Robert and I set forth to complete the following tasks in this first week:

• Experiment with different actuators
• Explore the sounds we can make
• Explore how rooms may sound differently
• Get recordings and play with some DSP to get an understanding of things

We pretty much got through most of that, but the phase of exploration is a never ending one- we now have the prototypes we need to play around and explore sounds in different rooms, like we did this week for our class-room.

Exploring Actuators:
We considered three actuators to start with:
i) Loud speakers 2) Audio Transducers

The loud speaker and the audio transducer were to be fed by an audio signal convoluted with the class-room’s impulse response (IR). This would (in theory) make a room’s reverb twice as effective and would result in the ‘interesting’ resonant effects we need. First, this required the room’s IR to be found- we found HISSTools to be very helpful. We were able to get example patches that used HISSTools to capture IR of a room.

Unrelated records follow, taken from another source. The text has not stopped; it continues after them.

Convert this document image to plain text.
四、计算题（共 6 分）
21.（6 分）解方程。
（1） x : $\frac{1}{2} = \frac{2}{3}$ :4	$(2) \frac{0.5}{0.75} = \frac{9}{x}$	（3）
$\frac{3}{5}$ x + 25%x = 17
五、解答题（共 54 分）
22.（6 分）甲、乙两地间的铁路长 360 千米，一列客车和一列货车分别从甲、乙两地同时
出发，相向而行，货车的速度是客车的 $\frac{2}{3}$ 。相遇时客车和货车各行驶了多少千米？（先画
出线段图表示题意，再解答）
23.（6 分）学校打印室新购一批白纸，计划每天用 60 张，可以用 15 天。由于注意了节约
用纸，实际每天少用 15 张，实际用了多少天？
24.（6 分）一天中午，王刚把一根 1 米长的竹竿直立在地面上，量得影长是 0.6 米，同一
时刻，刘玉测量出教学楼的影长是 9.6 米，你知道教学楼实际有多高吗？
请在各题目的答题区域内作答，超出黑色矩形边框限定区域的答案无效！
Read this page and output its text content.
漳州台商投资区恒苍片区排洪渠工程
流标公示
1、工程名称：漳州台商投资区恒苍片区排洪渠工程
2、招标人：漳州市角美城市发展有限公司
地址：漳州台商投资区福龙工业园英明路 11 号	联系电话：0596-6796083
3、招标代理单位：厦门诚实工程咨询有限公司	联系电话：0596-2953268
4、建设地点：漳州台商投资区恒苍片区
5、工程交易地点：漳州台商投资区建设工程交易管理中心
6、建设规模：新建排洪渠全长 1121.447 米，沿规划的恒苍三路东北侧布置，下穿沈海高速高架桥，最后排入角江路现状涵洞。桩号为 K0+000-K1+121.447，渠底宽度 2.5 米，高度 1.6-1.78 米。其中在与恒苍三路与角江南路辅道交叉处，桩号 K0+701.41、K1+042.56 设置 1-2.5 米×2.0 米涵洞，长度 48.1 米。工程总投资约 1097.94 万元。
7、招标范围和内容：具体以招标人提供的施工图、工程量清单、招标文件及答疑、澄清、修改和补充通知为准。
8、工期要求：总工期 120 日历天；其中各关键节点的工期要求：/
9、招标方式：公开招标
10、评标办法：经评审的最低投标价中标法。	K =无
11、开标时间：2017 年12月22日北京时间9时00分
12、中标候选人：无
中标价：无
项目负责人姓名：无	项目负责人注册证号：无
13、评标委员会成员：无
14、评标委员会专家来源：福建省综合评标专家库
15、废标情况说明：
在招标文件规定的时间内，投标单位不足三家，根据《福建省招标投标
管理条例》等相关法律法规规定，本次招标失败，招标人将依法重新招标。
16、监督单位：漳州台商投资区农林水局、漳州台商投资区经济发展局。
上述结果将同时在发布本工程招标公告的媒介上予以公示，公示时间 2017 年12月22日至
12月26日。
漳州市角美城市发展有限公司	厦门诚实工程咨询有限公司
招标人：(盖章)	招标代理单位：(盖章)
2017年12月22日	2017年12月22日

Exponentials were sweeped across the frequency range and the response recorded and processed. Once we had the IR, we simple convolved it with our audio signal and played it back to the room using speakers we had: Studio Monitors in this case.

We observed that the low-frequency resonance gets very strong and it seems to trace and amplify the right frequencies to literally “shake the room”.

To explore what the high-end resonance would sound like, we used an open mid-range speaker (with a weak bass response as it had no enclosure).

It seemed to produce more of a high ringing noise but less drastic effects than that of the low frequency resonance.

3) Electromagnetic Striker:

The prototype Striker actuator was built using a Teensy, rotary solenoid and drumstick with a nylon head. We experimented with a variety of striking objects, but found that this drumstick was light and was able to characterize the room nicely, without the drumstick itself sounding too loudly.

An issue we’re facing now is the solenoid making sounds of its own. We may be able to modify it or use a different type of solenoid. A final prototype will consist of a self-contained and portable actuator in an enclosed case, with a more refined attachment for the drum stick. While the software hasn’t been written yet, it will instruct the solenoid to play the room in response to the performer.

Learning Outcomes:

We plan to use the IR Response to assign characteristic sounds to our actuators- this mapping has yet to be tried and tested but we expect to get something interesting.

Also, we feel we need another actuator as the loud speaker or audio transducer are very similar as far as low frequency resonance is concerned. The transducer requires contact with the surface, so we may just choose the loud-speaker over it. A third actuator may be a scratcher.

To capture the true IR of the room, we may use a pair of balanced omni-directional microphones placed at the listener’s position in the room- right now, our cost-effective condenser mic isn’t giving us the true IR but is accurate enough to get things started.

Throughout the course of exploration, we also kept the bigger picture in mind- these are a few changes we made to the initial setup for a more cost-effective and convenient implementation:
– Raspberry Pi replaced with Udoo (Due to the Cost of Audio I/O and Wireless Access we require)
– Having a central PC that listens to the performer and ‘conducts’ the room (sends audio/controls to crickets)

These considerations will be given more though and design decisions will be made based on more experimentation.